Başkaları alınsa bile siberya denen, salonun kötü yerlerine (ya da farklı bir salona) buyur ediliyorlar. Bunun bir nedeni de bazı mekânların yemek odaklı olmaması... Özellikle 20’nci yüzyıl başının gizemli adresi Maxime’s...
Gault-Millau’nun ‘Dining in France’ kitabında okuduğum bir hadiseyi anlatayım: Bir akşam Ivan, Rus Grand Dükü, kapıdan içeri bir atla girdi. Tam 8 şişe şampanya içti ve baygınlık geçirdi. ABD’li pamuk tüccarı MacFadden’ın masasına gümüş tepsi içinde çırılçıplak bir kadın servis edildi!
Lüzumsuz detay ve gösteriş yok
Point’in ‘La Pyramide’ lokantasıysa yemek odaklı. Hem de ne yemek! Okuduğum her şey, herkes aynı şeyi söylüyor: “Gösterişten, şaşaadan, lüzumsuz detaylardan uzak. Zamanın ve mevsimin en iyi malzemeleri...” Point kendine hep aynı soruları sormuş. “Bugün en iyi malzemeler neler? Özlerini zedelemeden aroma ve lezzet yoğunluğunu nasıl daha da yoğunlaştırıp zenginleştirebilirim?”
Çağının önde gelen sos ustası
Sos önemli.
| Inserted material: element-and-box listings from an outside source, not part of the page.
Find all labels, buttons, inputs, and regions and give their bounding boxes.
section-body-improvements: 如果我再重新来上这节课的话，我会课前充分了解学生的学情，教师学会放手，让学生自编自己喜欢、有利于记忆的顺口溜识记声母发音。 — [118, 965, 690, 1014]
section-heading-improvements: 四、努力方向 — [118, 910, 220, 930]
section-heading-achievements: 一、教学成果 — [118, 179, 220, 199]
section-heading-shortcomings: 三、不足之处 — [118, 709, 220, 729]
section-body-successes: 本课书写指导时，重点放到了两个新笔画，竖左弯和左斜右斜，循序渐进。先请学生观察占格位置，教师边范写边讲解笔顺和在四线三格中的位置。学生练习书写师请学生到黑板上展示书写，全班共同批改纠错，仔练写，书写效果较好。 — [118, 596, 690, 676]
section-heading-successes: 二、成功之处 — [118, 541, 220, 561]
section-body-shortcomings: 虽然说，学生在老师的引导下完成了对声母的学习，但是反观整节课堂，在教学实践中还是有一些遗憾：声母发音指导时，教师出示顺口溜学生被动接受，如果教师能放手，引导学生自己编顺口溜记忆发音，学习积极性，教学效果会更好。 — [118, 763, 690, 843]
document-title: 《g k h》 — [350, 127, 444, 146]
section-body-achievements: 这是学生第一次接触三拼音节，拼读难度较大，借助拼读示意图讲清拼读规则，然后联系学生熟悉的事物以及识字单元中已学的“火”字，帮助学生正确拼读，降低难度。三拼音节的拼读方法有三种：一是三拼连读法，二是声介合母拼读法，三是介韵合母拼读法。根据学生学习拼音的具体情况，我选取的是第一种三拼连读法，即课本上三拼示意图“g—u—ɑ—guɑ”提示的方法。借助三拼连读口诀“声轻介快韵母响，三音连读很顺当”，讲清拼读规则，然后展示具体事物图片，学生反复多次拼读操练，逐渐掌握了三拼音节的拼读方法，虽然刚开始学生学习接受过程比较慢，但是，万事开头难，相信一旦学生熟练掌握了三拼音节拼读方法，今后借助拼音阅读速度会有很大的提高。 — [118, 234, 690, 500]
Amaç lezzeti maskelemek değil, dengeyi bozmadan daha derin ve çok boyutlu hale getirmek. Point çağın en önde gelen sos ustası. Daha önce Escoffier tarafından kodifiye edilmiş tarifleri malzeme kalitesine, değişen zevklere ve hatta hava sıcaklığına göre ufak rötuşlarla değiştirerek olağanüstü tabaklar yaratmış.
Her zaman söylediği şu: “Tekniğin sağlam olacak ama ezbere değil, bir şair gibi yemek pişireceksin. Hem akla hem duygulara hitap edeceksin. Kimseyi taklit etmeyip kendi stilini bulacaksın.”
Büyüklüğünün bir boyutu daha var. Aynı dönemin iki olağanüstü şefi Nignon ve Dumaine yerlerini alacak şefler yetiştirmemişler. Buna karşılık ‘nouvelle cuisine’ denen ‘yeni mutfak’ akımına öncülük eden şeflerin hemen hepsi Point’in öğrencisi: Bocuse, Chapel, Outhier, Troisgros kardeşler, Bise.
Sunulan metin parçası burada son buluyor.